问题描述
当选择主成分(k)的数目,我们选择k以可使得例如,方差为99%,被保持在最小值.
When choosing the number of principal components (k), we choose k to be the smallest value so that for example, 99% of variance, is retained.
但是,在Python Scikit学习中,我不是100%确定pca.explained_variance_ratio_ = 0.99
等于保留了99%的方差"吗?有人可以开导吗?谢谢.
However, in the Python Scikit learn, I am not 100% sure pca.explained_variance_ratio_ = 0.99
is equal to "99% of variance is retained"? Could anyone enlighten? Thanks.
- Python Scikit学习PCA手册在这里
推荐答案
是的,您几乎是正确的. pca.explained_variance_ratio_
参数返回每个维度说明的方差矢量.因此,pca.explained_variance_ratio_[i]
给出了仅由第i + 1维解释的方差.
Yes, you are nearly right. The pca.explained_variance_ratio_
parameter returns a vector of the variance explained by each dimension. Thus pca.explained_variance_ratio_[i]
gives the variance explained solely by the i+1st dimension.

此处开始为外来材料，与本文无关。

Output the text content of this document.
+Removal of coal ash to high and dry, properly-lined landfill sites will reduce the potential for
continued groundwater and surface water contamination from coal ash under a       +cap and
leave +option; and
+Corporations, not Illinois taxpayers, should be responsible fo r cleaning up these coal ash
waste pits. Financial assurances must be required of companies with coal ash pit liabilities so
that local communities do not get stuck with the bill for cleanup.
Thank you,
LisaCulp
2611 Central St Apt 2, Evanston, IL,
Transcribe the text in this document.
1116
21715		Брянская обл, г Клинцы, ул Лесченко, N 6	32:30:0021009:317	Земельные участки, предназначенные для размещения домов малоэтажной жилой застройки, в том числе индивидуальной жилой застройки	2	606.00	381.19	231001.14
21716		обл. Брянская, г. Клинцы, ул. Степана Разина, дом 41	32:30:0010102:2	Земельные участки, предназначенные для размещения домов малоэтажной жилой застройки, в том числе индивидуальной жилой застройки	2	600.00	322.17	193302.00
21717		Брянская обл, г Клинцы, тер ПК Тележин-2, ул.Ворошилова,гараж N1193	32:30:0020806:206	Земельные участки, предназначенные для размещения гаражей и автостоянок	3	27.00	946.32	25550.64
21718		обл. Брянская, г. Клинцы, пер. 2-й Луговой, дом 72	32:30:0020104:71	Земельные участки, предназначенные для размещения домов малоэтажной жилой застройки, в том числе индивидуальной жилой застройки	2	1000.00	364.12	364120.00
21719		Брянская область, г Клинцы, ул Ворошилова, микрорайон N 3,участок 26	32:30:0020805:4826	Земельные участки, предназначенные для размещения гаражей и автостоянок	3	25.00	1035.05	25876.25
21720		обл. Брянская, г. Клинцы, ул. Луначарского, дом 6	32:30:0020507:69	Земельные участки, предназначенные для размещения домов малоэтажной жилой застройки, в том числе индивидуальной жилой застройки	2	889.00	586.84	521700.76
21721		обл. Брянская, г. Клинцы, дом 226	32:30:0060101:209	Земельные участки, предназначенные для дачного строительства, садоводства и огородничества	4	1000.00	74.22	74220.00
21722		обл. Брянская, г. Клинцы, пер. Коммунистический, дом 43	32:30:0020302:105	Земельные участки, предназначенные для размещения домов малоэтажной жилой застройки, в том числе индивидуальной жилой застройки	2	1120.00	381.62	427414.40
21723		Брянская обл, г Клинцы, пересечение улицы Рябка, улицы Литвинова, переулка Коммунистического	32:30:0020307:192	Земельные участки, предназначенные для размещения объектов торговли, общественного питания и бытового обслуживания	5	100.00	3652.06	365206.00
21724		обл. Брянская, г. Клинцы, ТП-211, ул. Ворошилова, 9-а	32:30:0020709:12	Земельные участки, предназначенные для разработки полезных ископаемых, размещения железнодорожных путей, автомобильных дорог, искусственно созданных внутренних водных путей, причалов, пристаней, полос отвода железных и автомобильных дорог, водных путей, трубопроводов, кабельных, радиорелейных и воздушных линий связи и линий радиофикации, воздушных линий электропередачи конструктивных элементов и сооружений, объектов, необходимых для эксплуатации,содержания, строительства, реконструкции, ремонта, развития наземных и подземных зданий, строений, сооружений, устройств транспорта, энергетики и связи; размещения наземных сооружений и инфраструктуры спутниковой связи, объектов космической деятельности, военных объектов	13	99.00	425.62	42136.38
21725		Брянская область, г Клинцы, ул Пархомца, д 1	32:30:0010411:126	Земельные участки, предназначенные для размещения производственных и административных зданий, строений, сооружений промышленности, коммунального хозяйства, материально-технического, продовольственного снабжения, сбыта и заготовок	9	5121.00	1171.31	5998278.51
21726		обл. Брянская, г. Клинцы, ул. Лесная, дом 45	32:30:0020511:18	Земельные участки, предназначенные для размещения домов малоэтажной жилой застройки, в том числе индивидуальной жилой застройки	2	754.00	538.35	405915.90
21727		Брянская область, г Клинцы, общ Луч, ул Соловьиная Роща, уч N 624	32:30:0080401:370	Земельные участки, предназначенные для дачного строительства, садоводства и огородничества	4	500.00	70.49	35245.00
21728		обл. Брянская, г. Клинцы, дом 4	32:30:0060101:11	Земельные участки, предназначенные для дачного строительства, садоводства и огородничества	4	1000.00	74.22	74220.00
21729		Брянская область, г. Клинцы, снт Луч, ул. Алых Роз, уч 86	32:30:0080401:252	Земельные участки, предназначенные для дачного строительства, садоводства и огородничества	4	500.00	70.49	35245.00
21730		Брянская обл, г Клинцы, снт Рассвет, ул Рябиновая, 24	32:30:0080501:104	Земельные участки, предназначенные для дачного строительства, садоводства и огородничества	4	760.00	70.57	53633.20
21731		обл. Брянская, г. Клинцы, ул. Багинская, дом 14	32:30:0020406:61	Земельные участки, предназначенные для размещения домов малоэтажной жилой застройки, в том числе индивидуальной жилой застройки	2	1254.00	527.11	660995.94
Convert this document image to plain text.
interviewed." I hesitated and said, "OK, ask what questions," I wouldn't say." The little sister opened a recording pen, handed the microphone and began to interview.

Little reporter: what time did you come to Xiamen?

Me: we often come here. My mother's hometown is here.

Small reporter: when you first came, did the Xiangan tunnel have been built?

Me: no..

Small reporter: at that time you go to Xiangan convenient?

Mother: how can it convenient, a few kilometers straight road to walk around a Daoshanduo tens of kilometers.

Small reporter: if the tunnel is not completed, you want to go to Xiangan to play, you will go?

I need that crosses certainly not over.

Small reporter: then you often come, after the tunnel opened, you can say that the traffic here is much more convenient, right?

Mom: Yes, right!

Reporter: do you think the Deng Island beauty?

您可能想执行pca.explained_variance_ratio_.cumsum()
.这将返回向量x
,以使x[i]
返回由前i + 1个维度解释的累积方差.
You probably want to do pca.explained_variance_ratio_.cumsum()
. That will return a vector x
such that x[i]
returns the cumulative variance explained by the first i+1 dimensions.
import numpy as np
from sklearn.decomposition import PCA
np.random.seed(0)
my_matrix = np.random.randn(20, 5)
my_model = PCA(n_components=5)
my_model.fit_transform(my_matrix)
print my_model.explained_variance_
print my_model.explained_variance_ratio_
print my_model.explained_variance_ratio_.cumsum()
[ 1.50756565 1.29374452 0.97042041 0.61712667 0.31529082]
[ 0.32047581 0.27502207 0.20629036 0.13118776 0.067024 ]
[ 0.32047581 0.59549787 0.80178824 0.932976 1. ]
所以在我的随机玩具数据中,如果我选择k=4
,我将保留93.3%的差异.
So in my random toy data, if I picked k=4
I would retain 93.3% of the variance.
这篇关于Python scikit学习pca.explained_variance_ratio_截止的文章就介绍到这了,希望我们推荐的答案对大家有所帮助,也希望大家多多支持!